Lawsuit can proceed for slip-and-fall behind store

By Kelly Caplan
BridgeTower Media Newswires
 
DETROIT—The trial court did not err when it denied a city’s motion for summary disposition under the highway exception to governmental immunity in a slip-and-fall case, a Michigan Court of Appeals panel has ruled.

Defendant City of Grosse Pointe filed the motion arguing that the plaintiff fell in an alley, not a “highway” as defined by the governmental immunity statute.
The panel rejected that argument.

“Plaintiff presented evidence that established the existence of a genuine issue of fact whether the area in question served ‘any broader function consistent with the usage of a road travelled by the public,’” the panel held. “We do not believe that the evidence presented by the parties established that the passageway, as a matter of law, consisted of features commonly associated with alleys rather than highways.”

The unpublished per curiam opinion, Nyenhuis v. Kroger Company of Michigan, was issued by Judges James Robert Redford, Mark J. Cavanagh, and Deborah A. Servitto.

Robert Seibert of Seibert & Dloski PLLC in Clinton Township represented the City of Grosse Pointe. He said that, in his opinion, the case has no impact on any governmental immunity issue on a go-forward basis.

“All the Court of Appeals said was it’s a fact question as to whether or not the area behind this Kroger store was an alley or a highway for purposes of governmental immunity,” he said.

He added that the case doesn’t help — or hurt — future litigants with similar matters.

“The Court of Appeals didn’t help anybody on the question of whether this is an alley or not because, even though the governmental immunity statute defines a highway, it doesn’t define alley,” he noted.

“There are only three cases that grapple with that, and this court didn’t address it at all. It doesn’t provide any guidance to litigants as to what constitutes an alley, so we’re back to square one.”

Mark Granzotto, who represented the plaintiff, did not respond to a request for comment.

Plaintiff Kerrie Nyenhuis parked her car in the parking lot behind defendant Kroger Company of Michigan’s store in Grosse Pointe.

A one-way pavement area on which motor vehicles may travel runs the entire length of the rear of the Kroger store and adjacent businesses, according to the COA opinion.

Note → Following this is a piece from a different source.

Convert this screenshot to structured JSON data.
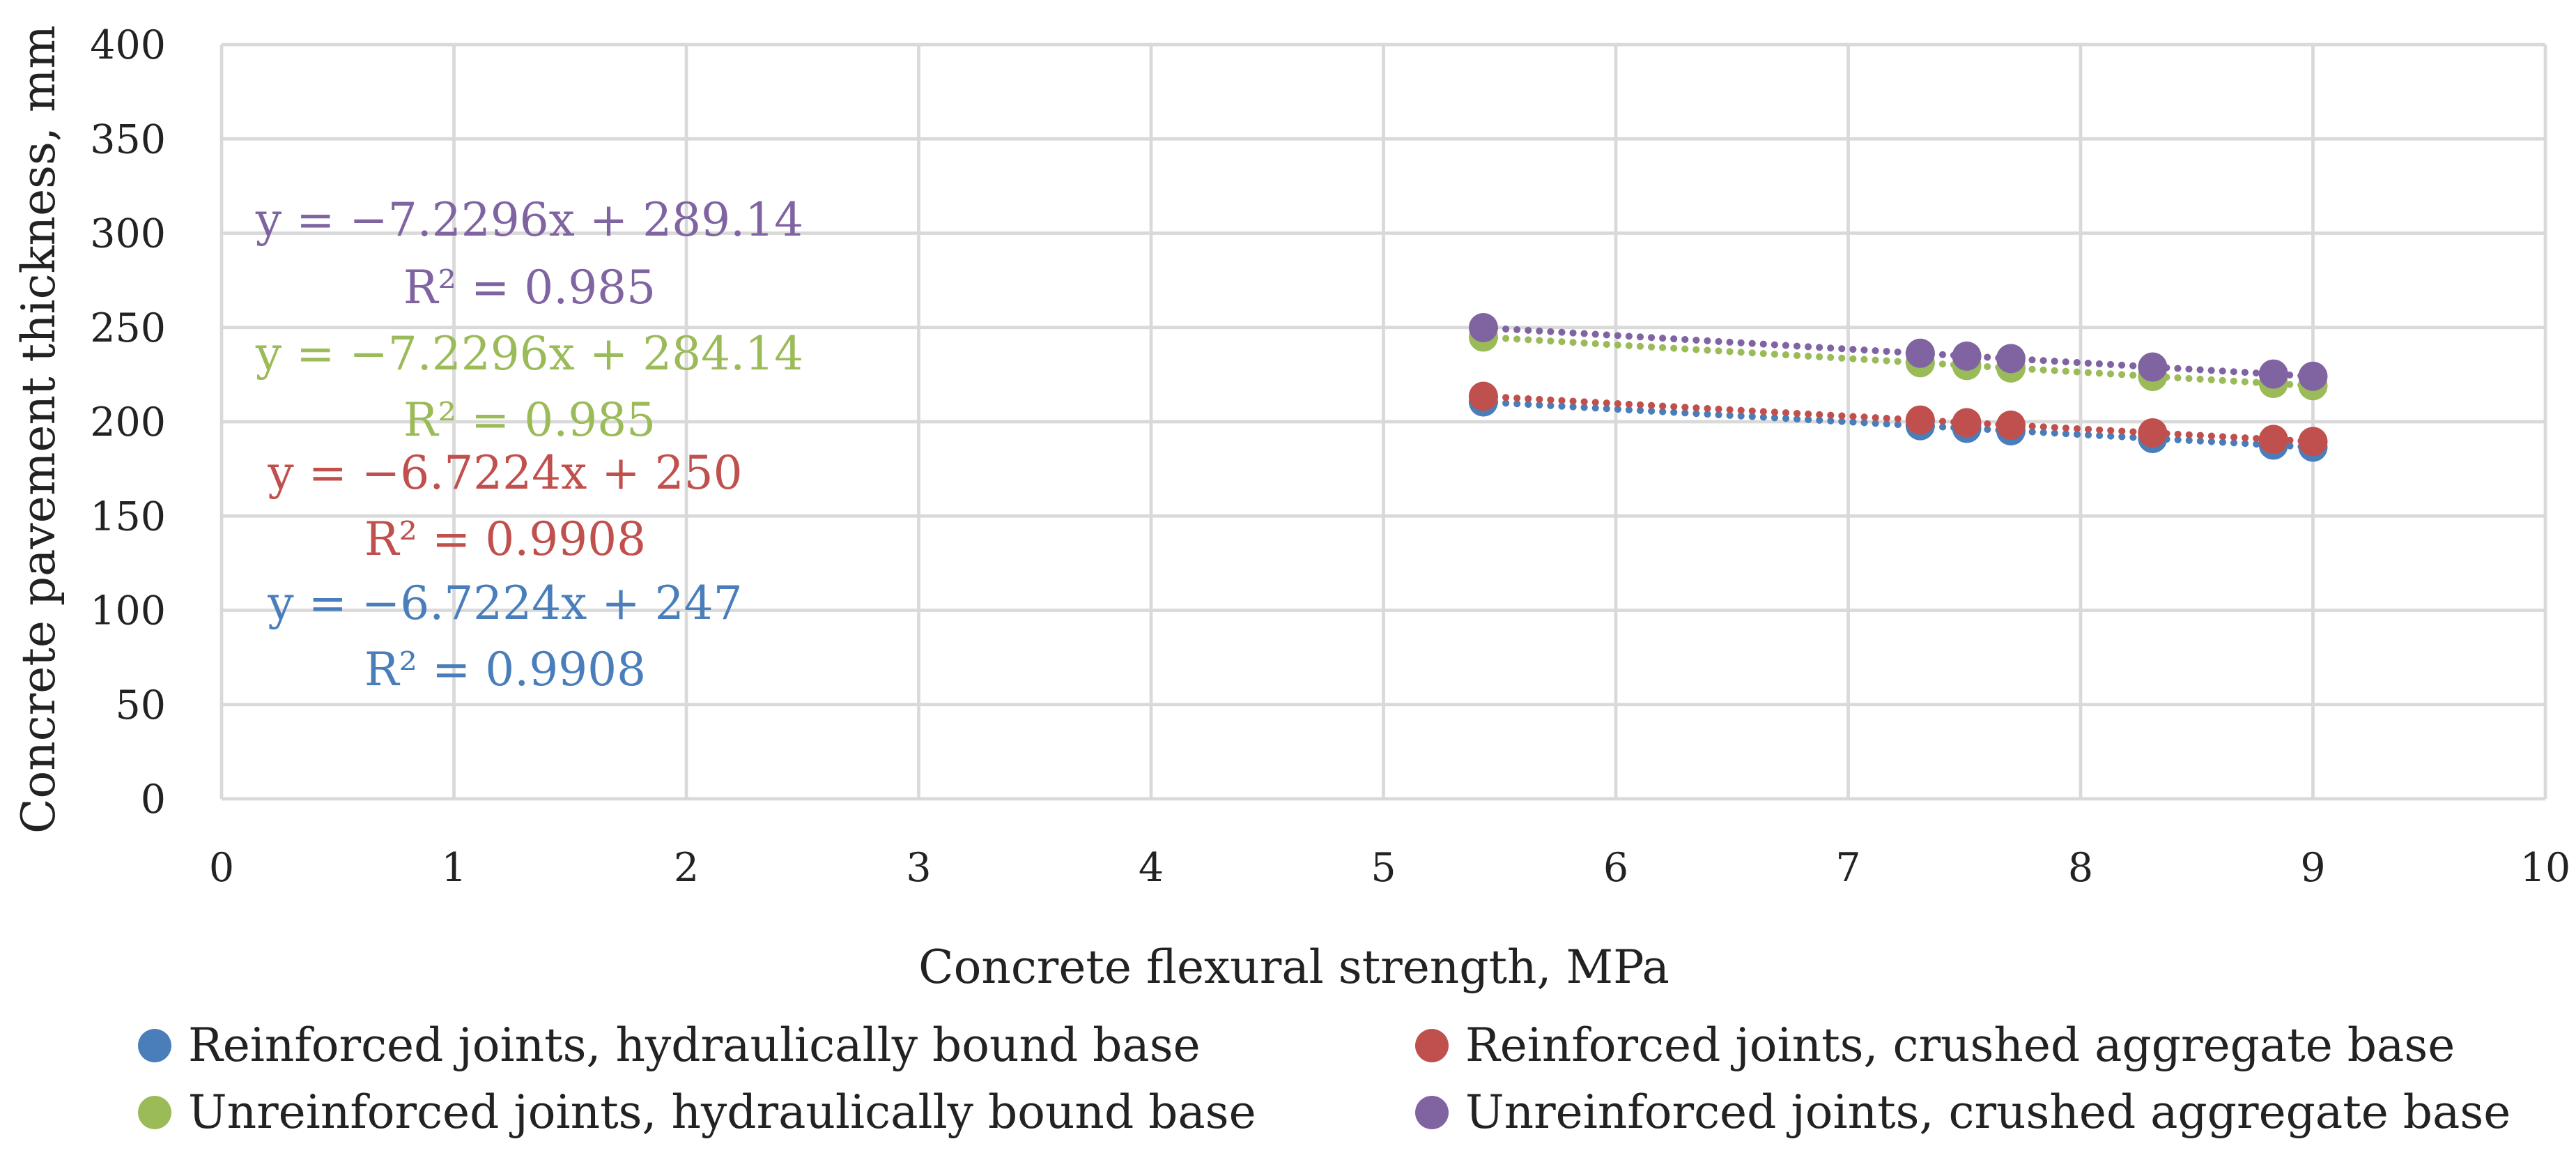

As the plaintiff left the store, her shopping cart stopped suddenly which caused her to fall over it. The cart landed on top of her, causing her injury.

The plaintiff and her husband, Joshua, sued Kroger for premises liability, then amended their complaint to add defendant Grosse Pointe, stating a claim under the “highway exception” to governmental immunity, for failure to maintain an alleged defective roadway.

Grosse Pointe moved for summary disposition, arguing that the highway exception did not apply because Kerrie fell in an alley, not a “highway” as defined by the governmental immunity statute.

The Wayne County Circuit Court denied Grosse Pointe’s motion.The panel first turned to defendant’s argument that the area where plaintiff fell did not constitute a “highway,” but rather an “alley,” which is excluded from the highway exception to governmental immunity.

But the panel noted that a prior Court of Appeals panel addressed the distinction between a “highway” and an “alley” in Stamatakis v Kroger Co (1982).

“In Stamatakis, this Court opined that the plaintiff might be entitled to claim avoidance of governmental immunity if she could prove that the physical characteristics and pattern of use of the place where she claimed her injury occurred were those of a highway, and not those of an alley,” the panel wrote.

In the current case, the panel said the trial court record reflects that the defendant presented evidence that the one-way passageway ran the length of the rear of the Kroger store and adjoining businesses, and served as a means of ingress and egress from a parking lot and businesses used it for unloading trucks.

“[The defendant] contended that it was not a highway as defined under MCL 691.1401(c) but merely an alley,” the panel said. “The record reflects that the passageway is not designated as a street or roadway but functions as a 20-foot-wide public passageway between businesses and an adjacent parking lot.”

However, the panel explained that the plaintiff presented photographs and evidence of the physical description of the passageway.

“[The plaintiff] also provided to the trial court an affidavit supported by exhibits that supported her contention that it customarily serves as a publicly used passageway between two city roads with specifically dedicated painted loading zones like control painted zones on city streets,” the panel stated. “She presented evidence of storm sewers for management of surface waters. Further, the photos she submitted established that the passageway, like a city street, had designated angular parking spots governed by parking meters.”

The panel noted that the passageway featured “control signage and directional signals painted on the surface directing traffic onto the adjacent city street.”

“The trial court did not err by denying defendant Grosse Pointe’s motion for summary disposition,” the panel concluded.